On June 12, 2025, Sierra Club, as part of a coalition of environmental and community groups, filed a lawsuit in the United States District Court for the District of Columbia challenging President Trump's decision to exempt 68 coal-fired power plants from compliance with EPA's updated Mercury and AIr Toxics Standards (MATS). Those updated standards, finalized in 2024, require a handful of especially poorly controlled power plants to reduce their emissions of mercury as well as arsenic, chromium, and other air toxics. The President issued a proclamation on April 8, 2025 invoking a never-before-used provision of the Clean Air Act that allows the President to exempt specific sources of pollution from their obligation to comply with air-toxics standards—but only if the technology to implement the standard is unavailable and the exemption serves the United States national security. EPA had earlier invited industries to apply for such exemptions via simple e-mail.

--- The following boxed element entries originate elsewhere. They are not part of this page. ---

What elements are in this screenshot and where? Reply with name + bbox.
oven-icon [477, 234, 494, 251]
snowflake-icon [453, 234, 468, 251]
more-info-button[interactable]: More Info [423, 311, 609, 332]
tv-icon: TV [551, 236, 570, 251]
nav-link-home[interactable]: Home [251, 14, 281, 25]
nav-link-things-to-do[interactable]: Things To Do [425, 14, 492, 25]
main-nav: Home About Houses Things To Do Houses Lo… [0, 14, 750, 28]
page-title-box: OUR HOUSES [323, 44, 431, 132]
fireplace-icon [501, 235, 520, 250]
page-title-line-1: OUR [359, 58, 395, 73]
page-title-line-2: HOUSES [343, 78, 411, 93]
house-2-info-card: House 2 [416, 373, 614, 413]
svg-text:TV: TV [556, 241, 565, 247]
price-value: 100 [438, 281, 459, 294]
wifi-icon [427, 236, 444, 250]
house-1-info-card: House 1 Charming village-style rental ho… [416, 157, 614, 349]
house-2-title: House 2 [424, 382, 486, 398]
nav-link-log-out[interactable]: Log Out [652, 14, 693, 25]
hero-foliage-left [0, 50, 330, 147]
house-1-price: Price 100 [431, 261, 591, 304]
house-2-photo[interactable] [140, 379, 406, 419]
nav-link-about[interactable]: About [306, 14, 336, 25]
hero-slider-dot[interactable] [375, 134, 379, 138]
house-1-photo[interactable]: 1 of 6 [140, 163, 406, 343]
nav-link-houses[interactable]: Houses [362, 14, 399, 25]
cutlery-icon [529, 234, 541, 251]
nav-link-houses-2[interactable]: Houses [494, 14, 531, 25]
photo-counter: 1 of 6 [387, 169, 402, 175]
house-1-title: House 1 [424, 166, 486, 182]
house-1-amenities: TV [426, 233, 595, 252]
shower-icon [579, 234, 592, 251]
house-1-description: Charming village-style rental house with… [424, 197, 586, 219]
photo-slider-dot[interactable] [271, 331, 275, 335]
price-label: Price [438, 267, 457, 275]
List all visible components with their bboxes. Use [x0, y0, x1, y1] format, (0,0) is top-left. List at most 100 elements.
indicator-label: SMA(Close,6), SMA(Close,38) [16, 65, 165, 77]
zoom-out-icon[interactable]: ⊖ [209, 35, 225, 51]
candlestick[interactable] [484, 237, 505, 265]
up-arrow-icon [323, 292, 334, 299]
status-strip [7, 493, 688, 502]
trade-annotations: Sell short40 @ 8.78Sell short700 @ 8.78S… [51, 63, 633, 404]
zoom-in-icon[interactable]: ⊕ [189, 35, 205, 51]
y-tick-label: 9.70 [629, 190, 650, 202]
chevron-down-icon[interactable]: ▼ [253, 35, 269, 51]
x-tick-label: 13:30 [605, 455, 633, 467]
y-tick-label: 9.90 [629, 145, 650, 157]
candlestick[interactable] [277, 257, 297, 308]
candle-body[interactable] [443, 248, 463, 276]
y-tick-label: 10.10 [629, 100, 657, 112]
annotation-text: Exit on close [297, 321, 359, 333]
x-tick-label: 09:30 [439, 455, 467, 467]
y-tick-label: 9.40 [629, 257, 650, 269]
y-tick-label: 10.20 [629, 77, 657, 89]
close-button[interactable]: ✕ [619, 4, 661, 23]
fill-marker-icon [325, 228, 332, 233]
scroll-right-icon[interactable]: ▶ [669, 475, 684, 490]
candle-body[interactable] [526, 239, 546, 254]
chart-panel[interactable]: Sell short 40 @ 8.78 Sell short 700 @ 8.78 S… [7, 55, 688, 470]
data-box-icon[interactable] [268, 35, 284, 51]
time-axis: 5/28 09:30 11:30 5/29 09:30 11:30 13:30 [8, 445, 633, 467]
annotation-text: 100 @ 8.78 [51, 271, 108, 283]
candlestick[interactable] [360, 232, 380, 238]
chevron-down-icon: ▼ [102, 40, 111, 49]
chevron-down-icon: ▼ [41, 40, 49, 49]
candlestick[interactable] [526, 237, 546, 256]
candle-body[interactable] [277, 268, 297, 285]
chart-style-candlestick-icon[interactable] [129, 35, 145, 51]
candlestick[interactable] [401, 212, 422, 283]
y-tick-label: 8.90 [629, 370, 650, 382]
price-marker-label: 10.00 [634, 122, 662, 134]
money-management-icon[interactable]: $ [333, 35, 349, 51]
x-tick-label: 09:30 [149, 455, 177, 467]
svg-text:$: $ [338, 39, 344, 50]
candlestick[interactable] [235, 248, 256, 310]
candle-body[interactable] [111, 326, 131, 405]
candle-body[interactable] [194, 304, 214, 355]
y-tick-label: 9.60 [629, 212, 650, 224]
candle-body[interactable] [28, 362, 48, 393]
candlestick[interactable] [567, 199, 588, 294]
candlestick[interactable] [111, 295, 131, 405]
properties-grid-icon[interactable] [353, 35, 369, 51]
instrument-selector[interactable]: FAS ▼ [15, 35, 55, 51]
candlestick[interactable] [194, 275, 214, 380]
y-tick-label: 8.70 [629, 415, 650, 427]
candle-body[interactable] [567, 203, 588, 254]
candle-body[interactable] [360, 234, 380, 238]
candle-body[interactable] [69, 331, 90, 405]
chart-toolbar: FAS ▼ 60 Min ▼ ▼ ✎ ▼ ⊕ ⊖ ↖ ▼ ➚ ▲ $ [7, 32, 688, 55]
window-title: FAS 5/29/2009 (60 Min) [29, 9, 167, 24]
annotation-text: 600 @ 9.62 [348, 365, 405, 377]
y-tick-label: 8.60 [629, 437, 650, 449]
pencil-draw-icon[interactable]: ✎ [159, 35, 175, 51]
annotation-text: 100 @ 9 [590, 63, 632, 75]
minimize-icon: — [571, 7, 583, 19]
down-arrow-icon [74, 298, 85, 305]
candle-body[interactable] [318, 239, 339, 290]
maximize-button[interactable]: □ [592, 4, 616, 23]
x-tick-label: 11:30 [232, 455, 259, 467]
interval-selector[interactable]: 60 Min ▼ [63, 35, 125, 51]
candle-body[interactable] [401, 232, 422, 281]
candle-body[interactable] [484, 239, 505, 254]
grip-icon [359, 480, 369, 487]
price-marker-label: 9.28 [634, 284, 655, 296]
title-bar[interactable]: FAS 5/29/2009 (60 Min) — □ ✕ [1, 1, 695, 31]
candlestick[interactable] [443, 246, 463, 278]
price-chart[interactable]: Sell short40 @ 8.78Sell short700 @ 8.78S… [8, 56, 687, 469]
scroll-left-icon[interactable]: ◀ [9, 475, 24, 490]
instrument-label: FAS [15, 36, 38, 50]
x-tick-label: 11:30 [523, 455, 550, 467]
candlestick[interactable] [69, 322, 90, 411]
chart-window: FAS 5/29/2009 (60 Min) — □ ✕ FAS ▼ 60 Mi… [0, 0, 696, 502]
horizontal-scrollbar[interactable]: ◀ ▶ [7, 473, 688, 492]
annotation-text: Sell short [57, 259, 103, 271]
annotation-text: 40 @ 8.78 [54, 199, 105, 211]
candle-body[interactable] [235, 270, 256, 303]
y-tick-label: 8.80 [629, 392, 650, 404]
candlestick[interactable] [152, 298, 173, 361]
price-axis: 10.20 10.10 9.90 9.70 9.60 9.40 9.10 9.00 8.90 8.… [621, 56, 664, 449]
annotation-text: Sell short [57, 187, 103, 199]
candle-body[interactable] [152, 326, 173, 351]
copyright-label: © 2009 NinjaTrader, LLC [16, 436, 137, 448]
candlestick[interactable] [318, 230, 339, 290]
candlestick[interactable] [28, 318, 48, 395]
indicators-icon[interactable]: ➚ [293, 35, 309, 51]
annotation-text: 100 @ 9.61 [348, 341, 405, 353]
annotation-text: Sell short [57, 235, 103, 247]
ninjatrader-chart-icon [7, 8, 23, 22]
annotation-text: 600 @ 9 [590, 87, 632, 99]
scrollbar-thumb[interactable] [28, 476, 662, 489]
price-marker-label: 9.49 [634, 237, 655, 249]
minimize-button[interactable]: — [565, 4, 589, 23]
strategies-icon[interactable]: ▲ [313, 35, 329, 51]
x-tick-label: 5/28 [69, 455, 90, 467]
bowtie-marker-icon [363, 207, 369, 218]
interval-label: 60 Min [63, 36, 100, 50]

The proclamation applies to coal power plants spread across 23 states: Alabama, Alaska, Arizona, Arkansas, Georgia, Illinois, Indiana, Kansas, Kentucky, Louisiana, Mississippi, Missouri, Montana, New Hampshire, North Dakota, Ohio, Oklahoma, Pennsylvania, South Dakota, Tennessee, Texas, West Virginia, and Wyoming. Many of the exempted facilities are located in or near working-class communities and communities of color already burdened by pollution.
The lawsuit contends that the President's exemptions exceeded the authority provided by the Clean Air Act. The technologies required to comply with the MATS update are readily available; indeed, most of the exempted plants need only improve and maintain controls they have already installed. Some of the plants are already meeting the standards for which the President's order claims no compliance technology is available. The order does not—and could not—determine that the required technologies to comply with the standards is available to each of the exempted plants, much less that such technologies will be available two years from now when plants would be required to meet the standards.
Meanwhile, EPA has proposed repealing the MATS update in its entirety. Sierra Club and its allies are preparing comments opposing the repeal.